Du bleu. Au moins trois gyrophares. Stationnés à l’angle de la rue. La pluie et le vent s’étaient intensifiées, elles couvraient nos déplacements et le sifflement des batteries au gel. La présence des Fylakas en périphérie était habituelle mais ne signifiait jamais rien de bon. Nous les Karboj, avions appris à ne plus les craindre et à nous absoudre de leur autorité. Nous étions devenues les invisibles de ce monde, au prix de nos identités. Nous assistions au contrôle de deux frangins, qui semblaient avoir été surpris par les Brigades à jouer au foot à une heure interdite, bien après le couvre-feu en vigueur depuis Mars 2020. Ils allaient être embarqués, c’était sûr. Les Centres de Réhabilitation Socio-Sanitaires étaient typiquement conçus pour rééduquer les banlieues, leur apprendre à ne pas franchir la ligne. Les CRSS étaient désormais l’outil de premier choix du totalitarisme marchand pour la répression du peuple.
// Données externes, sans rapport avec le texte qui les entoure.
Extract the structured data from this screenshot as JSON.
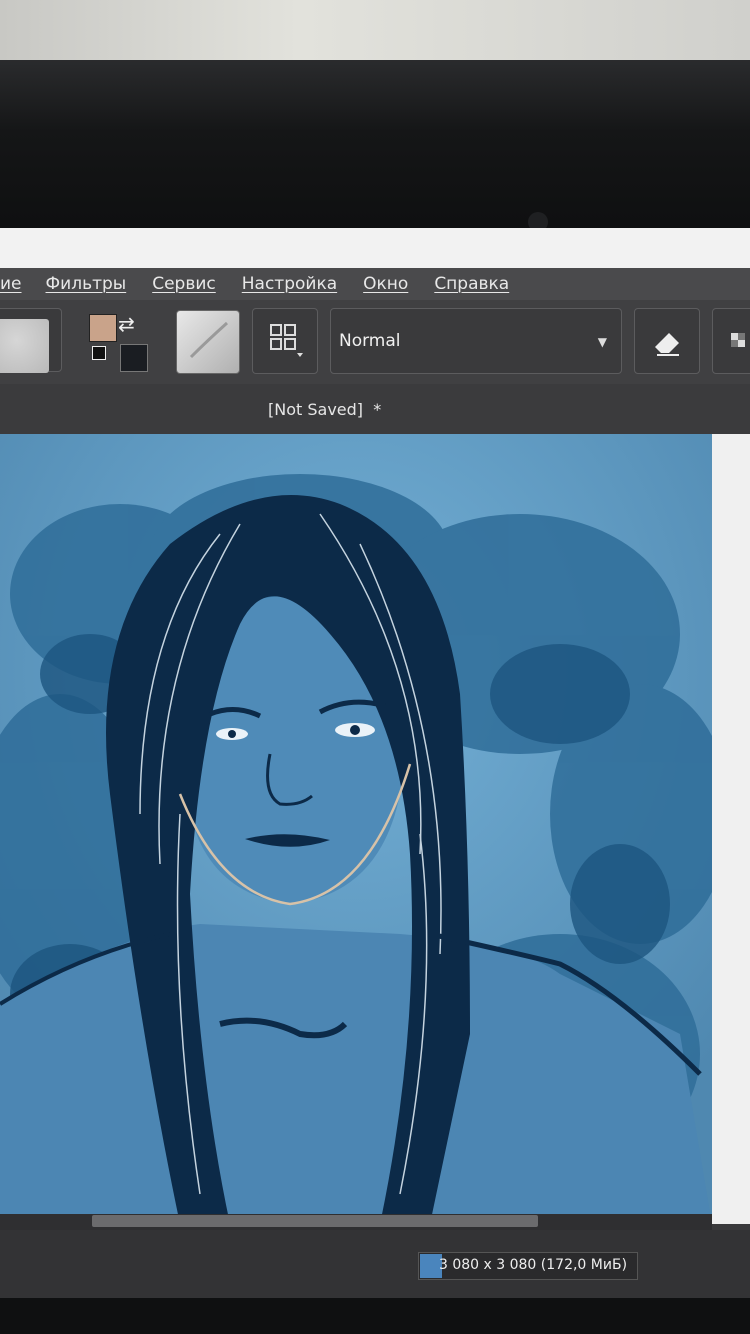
{
  "menubar": {
    "items": [
      "ие",
      "Фильтры",
      "Сервис",
      "Настройка",
      "Окно",
      "Справка"
    ]
  },
  "toolbar": {
    "blend_mode": "Normal",
    "fg_color": "#c9a38a",
    "bg_color": "#1a1d22",
    "icons": [
      "brush-preset-icon",
      "swap-colors-icon",
      "reset-colors-icon",
      "brush-tip-icon",
      "grid-icon",
      "dropdown-caret-icon",
      "eraser-icon",
      "alpha-lock-icon"
    ]
  },
  "document": {
    "title": "[Not Saved]",
    "modified_marker": "*"
  },
  "status": {
    "image_size": "3 080 x 3 080 (172,0 МиБ)",
    "progress": 0.1
  },
  "colors": {
    "canvas_sky": "#5f9ac0",
    "ink": "#0c2a48",
    "menubar": "#4a4a4c",
    "toolbar": "#404042"
  }
}
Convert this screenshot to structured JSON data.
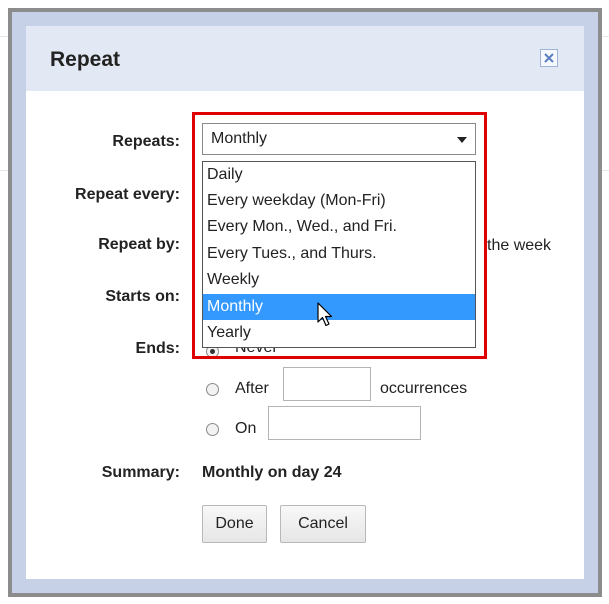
{
  "dialog": {
    "title": "Repeat",
    "close_icon": "close-icon"
  },
  "form": {
    "repeats_label": "Repeats:",
    "repeats_value": "Monthly",
    "repeat_every_label": "Repeat every:",
    "repeat_by_label": "Repeat by:",
    "repeat_by_partial_text": "the week",
    "starts_on_label": "Starts on:",
    "ends_label": "Ends:",
    "ends_never_partial": "Never",
    "ends_after_label": "After",
    "ends_after_value": "",
    "occurrences_label": "occurrences",
    "ends_on_label": "On",
    "ends_on_value": "",
    "summary_label": "Summary:",
    "summary_value": "Monthly on day 24"
  },
  "dropdown": {
    "options": [
      "Daily",
      "Every weekday (Mon-Fri)",
      "Every Mon., Wed., and Fri.",
      "Every Tues., and Thurs.",
      "Weekly",
      "Monthly",
      "Yearly"
    ],
    "selected": "Monthly"
  },
  "buttons": {
    "done": "Done",
    "cancel": "Cancel"
  },
  "colors": {
    "highlight": "#e00000",
    "selected_option": "#3399ff",
    "header_bg": "#e3e9f4"
  }
}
De là où nous étions postées, nous pouvions observer la scène, dents serrées mais toujours hors de vue. Je détournai mon regard un instant pour observer Olga, qui avait déjà la main crispée sur sa charge de RedFlare, l’oeil brillant d’indignation. Une simple détonation suffirait à offrir aux deux jeunes une diversion suffisante pour détaler dans la rue adjacente, et peut-être échapper à leur sort. Ils avaient l’air si jeunes, seize ans, dix-huit tout au plus. Je tentai de dissuader Olga d’un revers de coude. Les Fylakas semblaient s’agiter. L’un deux éleva la voix sur le plus jeune des deux interpelés, qui ne manqua pas de répliquer « Kisu mian pugon malpura policisto ! ». L’Ange Gardien porta la main à sa ceinture et abattit froidement le jeune garçon, d’une balle dans la tête. D’un regard entendu du Brigadier, ils remontèrent silencieusement dans les véhicules et partirent chacun dans une direction opposée, sirènes et gyros éteints.
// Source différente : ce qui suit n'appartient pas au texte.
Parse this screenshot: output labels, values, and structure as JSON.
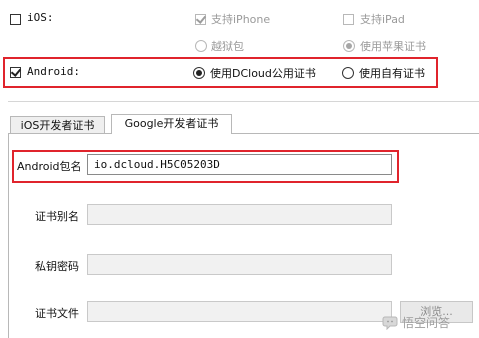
{
  "platforms": {
    "ios": {
      "label": "iOS:",
      "checked": false
    },
    "android": {
      "label": "Android:",
      "checked": true
    }
  },
  "ios_options": {
    "support_iphone": {
      "label": "支持iPhone",
      "checked": true,
      "disabled": true
    },
    "support_ipad": {
      "label": "支持iPad",
      "checked": false,
      "disabled": true
    },
    "jailbreak": {
      "label": "越狱包",
      "selected": false,
      "disabled": true
    },
    "apple_cert": {
      "label": "使用苹果证书",
      "selected": true,
      "disabled": true
    }
  },
  "android_options": {
    "dcloud_cert": {
      "label": "使用DCloud公用证书",
      "selected": true
    },
    "own_cert": {
      "label": "使用自有证书",
      "selected": false
    }
  },
  "tabs": [
    {
      "label": "iOS开发者证书",
      "active": false
    },
    {
      "label": "Google开发者证书",
      "active": true
    }
  ],
  "form": {
    "package_name": {
      "label": "Android包名",
      "value": "io.dcloud.H5C05203D"
    },
    "cert_alias": {
      "label": "证书别名",
      "value": ""
    },
    "private_key_password": {
      "label": "私钥密码",
      "value": ""
    },
    "cert_file": {
      "label": "证书文件",
      "value": ""
    }
  },
  "browse_button": {
    "label": "浏览..."
  },
  "watermark": {
    "text": "悟空问答"
  },
  "colors": {
    "highlight": "#e0242c",
    "disabled_text": "#9a9a9a",
    "field_bg": "#f1f1f1"
  }
}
Le deuxième compère n’avait pas bougé depuis que son camarade s’était étalé par terre. Il le fixait, le visage moucheté de son sang. Le garçon ne nous avait même pas entendues arriver derrière lui et, au moment où Olga posa la main sur son épaule, il tressaillit, fit un volte-face nerveux, le regard distordu par la terreur et une profonde tristesse, puis s’effondra dans les bras d’Olga, inconscient. Les Fylakas avaient rendu leur délibéré ce soir-là. Ils avaient décidé d’ajouter un portrait au Mur des Lamentations de Malgojo.
Ce mur n’existait pas, les seuls rituels collectifs autorisés pour pleurer nos morts étaient des applications, des espaces virtuels dédiés au partage des mémoires de nos défunts. Un mémorial hébergé par Amazon et Google, au même titre que tout ce qui avait pu être un jour public et libre de droit était aujourd’hui régi par des groupes privés ultraglobalisés. Les distinctions sociales restaient cependant fondées sur l’utilité commune, et tout le monde était désormais en sécurité.
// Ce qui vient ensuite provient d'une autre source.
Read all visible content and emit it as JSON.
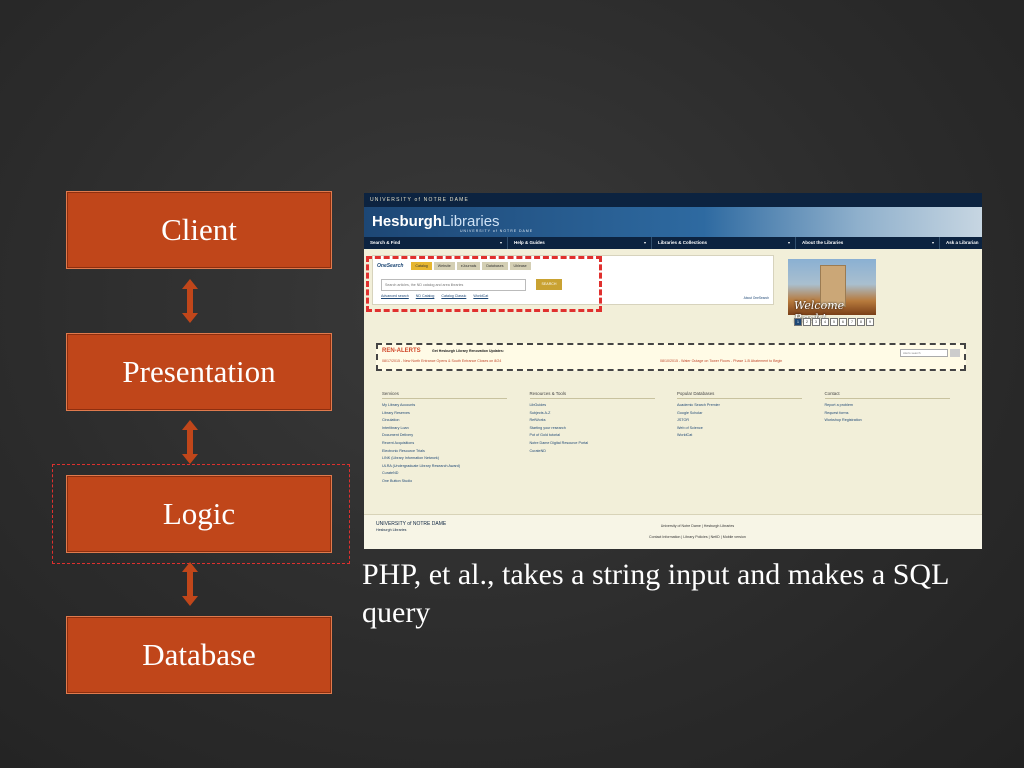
{
  "tiers": {
    "client": "Client",
    "presentation": "Presentation",
    "logic": "Logic",
    "database": "Database"
  },
  "caption": "PHP, et al., takes a string input and makes a SQL query",
  "screenshot": {
    "university_bar": "UNIVERSITY of NOTRE DAME",
    "brand_bold": "Hesburgh",
    "brand_light": "Libraries",
    "brand_sub": "UNIVERSITY of NOTRE DAME",
    "nav": [
      "Search & Find",
      "Help & Guides",
      "Libraries & Collections",
      "About the Libraries",
      "Ask a Librarian"
    ],
    "search": {
      "logo": "OneSearch",
      "tabs": [
        "Catalog",
        "Website",
        "eJournals",
        "Databases",
        "Ublease"
      ],
      "placeholder": "Search articles, the ND catalog and area libraries",
      "button": "SEARCH",
      "links": [
        "Advanced search",
        "ND Catalog",
        "Catalog Classic",
        "WorldCat"
      ],
      "about": "About OneSearch"
    },
    "welcome": "Welcome Back!",
    "pager": [
      "1",
      "2",
      "3",
      "4",
      "5",
      "6",
      "7",
      "8",
      "9"
    ],
    "alerts": {
      "title": "REN-ALERTS",
      "sub": "Get Hesburgh Library Renovation Updates:",
      "item_a": "08/17/2015 - New North Entrance Opens & South Entrance Closes on 8/24",
      "item_b": "08/10/2015 - Water Outage on Tower Floors - Phase 1-B Abatement to Begin",
      "search_placeholder": "Alerts search"
    },
    "columns": [
      {
        "heading": "Services",
        "items": [
          "My Library Accounts",
          "Library Reserves",
          "Circulation",
          "Interlibrary Loan",
          "Document Delivery",
          "Recent Acquisitions",
          "Electronic Resource Trials",
          "LINK (Library Information Network)",
          "ULRA (Undergraduate Library Research Award)",
          "CurateND",
          "One Button Studio"
        ]
      },
      {
        "heading": "Resources & Tools",
        "items": [
          "LibGuides",
          "Subjects A-Z",
          "RefWorks",
          "Starting your research",
          "Pot of Gold tutorial",
          "Notre Dame Digital Resource Portal",
          "CurateND"
        ]
      },
      {
        "heading": "Popular Databases",
        "items": [
          "Academic Search Premier",
          "Google Scholar",
          "JSTOR",
          "Web of Science",
          "WorldCat"
        ]
      },
      {
        "heading": "Contact",
        "items": [
          "Report a problem",
          "Request forms",
          "Workshop Registration"
        ]
      }
    ],
    "footer": {
      "logo_top": "UNIVERSITY of NOTRE DAME",
      "logo_sub": "Hesburgh Libraries",
      "line1": "University of Notre Dame | Hesburgh Libraries",
      "line2": "Contact Information | Library Policies | NetID | Mobile version"
    }
  }
}
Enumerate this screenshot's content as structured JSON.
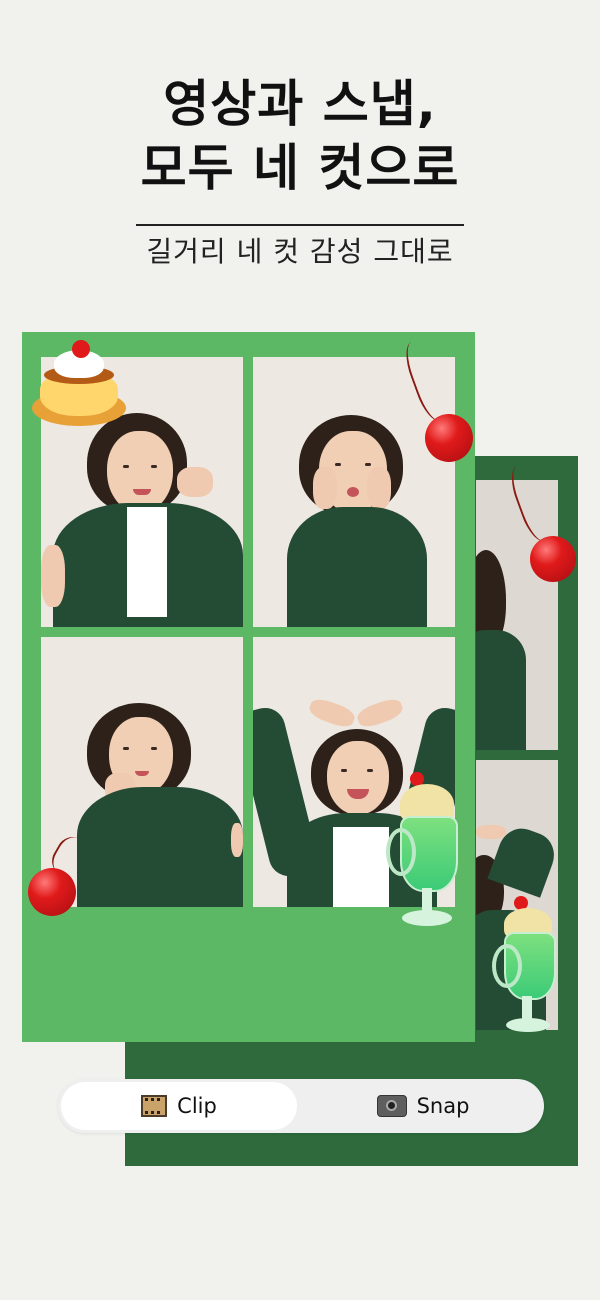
{
  "hero": {
    "headline_line1": "영상과 스냅,",
    "headline_line2": "모두 네 컷으로",
    "subtitle": "길거리 네 컷 감성 그대로"
  },
  "mode_toggle": {
    "options": [
      {
        "label": "Clip",
        "icon": "film-icon",
        "selected": true
      },
      {
        "label": "Snap",
        "icon": "camera-icon",
        "selected": false
      }
    ]
  },
  "colors": {
    "background": "#f1f2ee",
    "frame_green": "#5cb865",
    "frame_dark_green": "#2e6a3c"
  }
}
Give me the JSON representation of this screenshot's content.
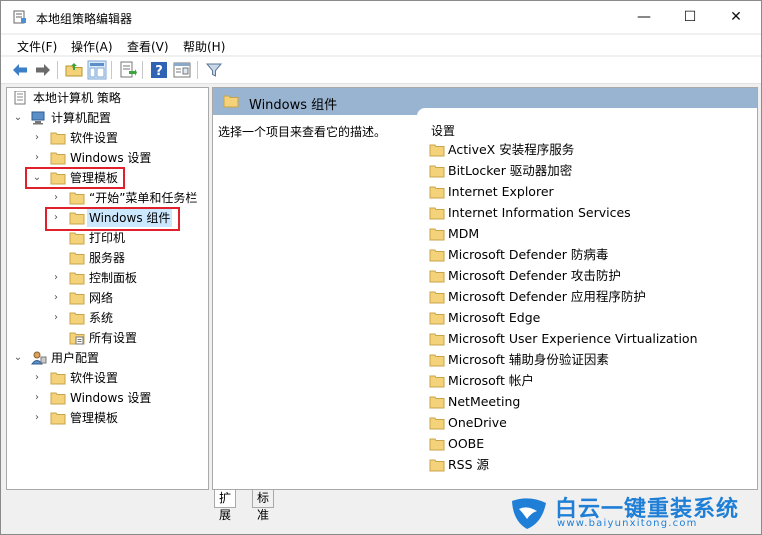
{
  "window": {
    "title": "本地组策略编辑器"
  },
  "window_controls": {
    "minimize": "—",
    "maximize": "☐",
    "close": "✕"
  },
  "menubar": {
    "items": [
      "文件(F)",
      "操作(A)",
      "查看(V)",
      "帮助(H)"
    ]
  },
  "toolbar": {
    "buttons": [
      "back-arrow-icon",
      "forward-arrow-icon",
      "up-folder-icon",
      "show-hide-tree-icon",
      "export-list-icon",
      "help-icon",
      "properties-icon",
      "filter-icon"
    ]
  },
  "tree": {
    "root": "本地计算机 策略",
    "computer_config": "计算机配置",
    "cc_software": "软件设置",
    "cc_windows": "Windows 设置",
    "cc_admin": "管理模板",
    "start_menu": "“开始”菜单和任务栏",
    "windows_components": "Windows 组件",
    "printers": "打印机",
    "servers": "服务器",
    "control_panel": "控制面板",
    "network": "网络",
    "system": "系统",
    "all_settings": "所有设置",
    "user_config": "用户配置",
    "uc_software": "软件设置",
    "uc_windows": "Windows 设置",
    "uc_admin": "管理模板"
  },
  "right": {
    "header": "Windows 组件",
    "description": "选择一个项目来查看它的描述。",
    "list_header": "设置",
    "items": [
      "ActiveX 安装程序服务",
      "BitLocker 驱动器加密",
      "Internet Explorer",
      "Internet Information Services",
      "MDM",
      "Microsoft Defender 防病毒",
      "Microsoft Defender 攻击防护",
      "Microsoft Defender 应用程序防护",
      "Microsoft Edge",
      "Microsoft User Experience Virtualization",
      "Microsoft 辅助身份验证因素",
      "Microsoft 帐户",
      "NetMeeting",
      "OneDrive",
      "OOBE",
      "RSS 源"
    ]
  },
  "tabs": {
    "extended": "扩展",
    "standard": "标准"
  },
  "watermark": {
    "title": "白云一键重装系统",
    "url": "www.baiyunxitong.com"
  },
  "colors": {
    "header_bg": "#99b4d1",
    "selection_bg": "#cce8ff",
    "highlight_box": "#e0202a",
    "watermark_blue": "#1f7fd6",
    "folder_yellow": "#f3d27a"
  }
}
La route pour le camp fut plus difficile ce soir-là, probablement à cause de la fatigue qu’apporte la Mort lorsqu’elle intervient sous nos yeux. Notre arrivée tardive fut accueillie par des éclats de voix soulagées et la chaleur humaine des Karboj. En un clin d’oeil, nous fûmes délestées de nos panneaux photovoltaïques prélevés sur les yeux d’une machine infernale que nous écorchions toutes les nuits.